Tuttavia, come era prevedibile, l’esportazione di armi dal Regno Unito verso l’Arabia Saudita è stata nuovamente autorizzata questa settimana, poiché gli ultimi report hanno definito l’uccisione di civili come “casi isolati”, affermando che non vi fosse un “evidente rischio” di violazioni di diritti umani. Molto prevedibilmente, la ragion di Stato e l’interesse economico verso un partner commerciale dell’importanza dell’Arabia Saudita hanno avuto la meglio sulle preoccupazioni in materia di diritti umani. Anzi, il solo fatto di aver raggiunto la sospensione per, un anno, di armi verso il Paese del Golfo, dovrebbe essere ritenuto di per sé un successo.

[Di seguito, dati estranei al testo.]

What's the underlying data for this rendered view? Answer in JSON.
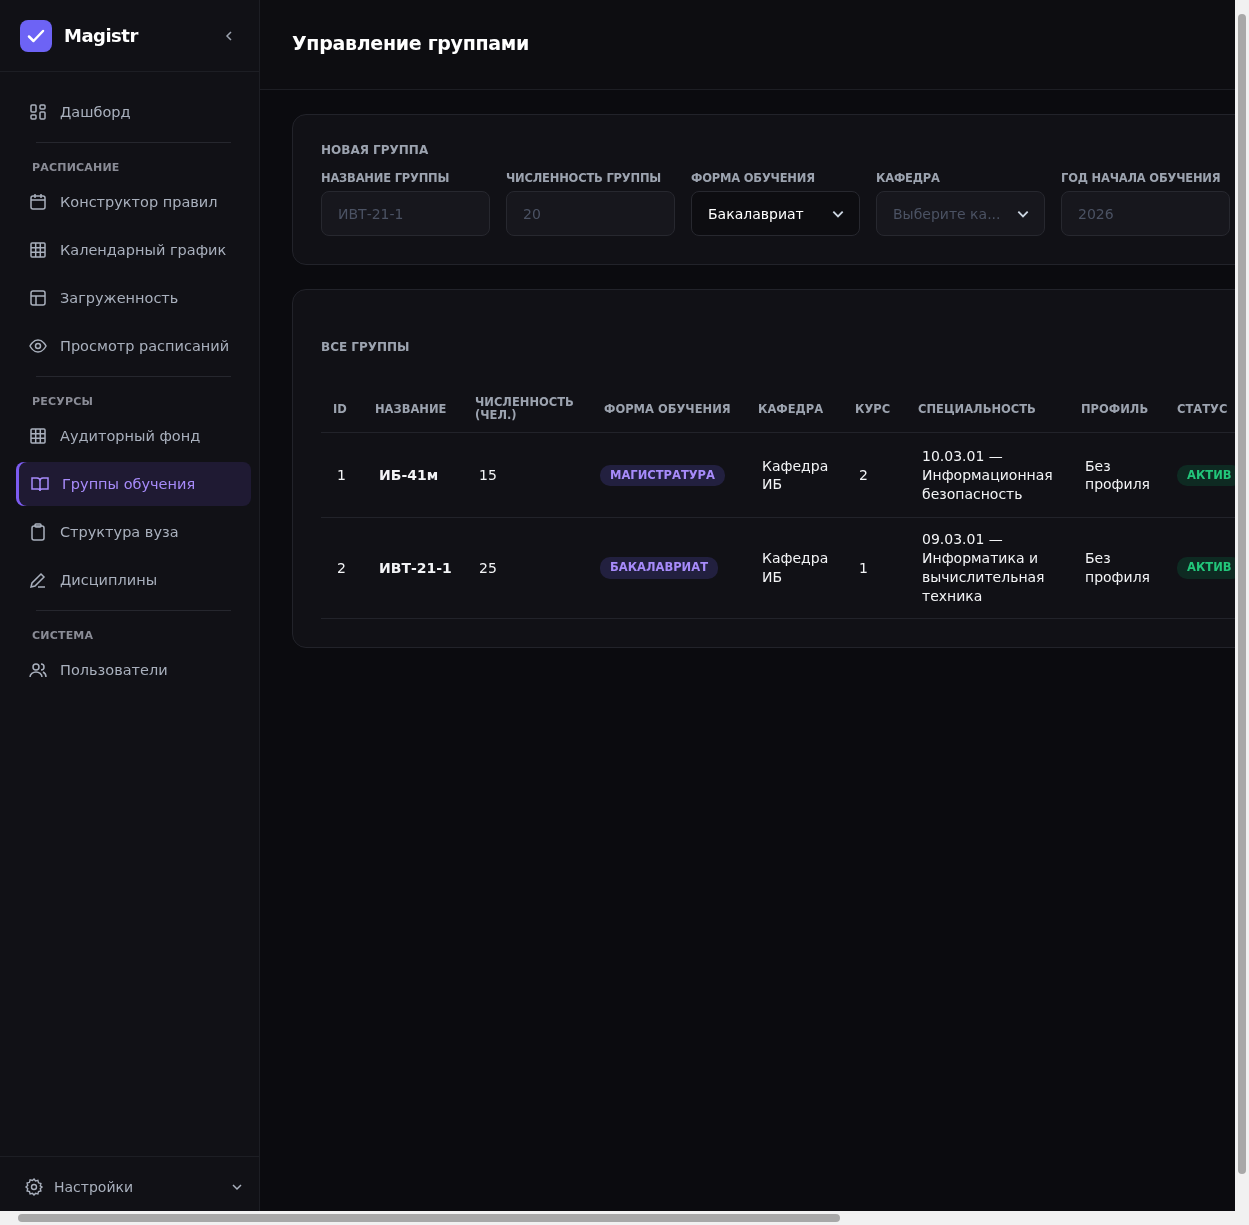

Nel frattempo i bombardamenti sono proseguiti, con o senza le forniture britanniche e continueranno indisturbati finché l’Arabia Saudita non si sentirà sicura dei propri confini. L’Arabia Saudita è un alleato troppo importante dell’Occidente e nessuno è disposto a mettere a repentaglio i propri rapporti con esso “solo” per una questione di diritti umani.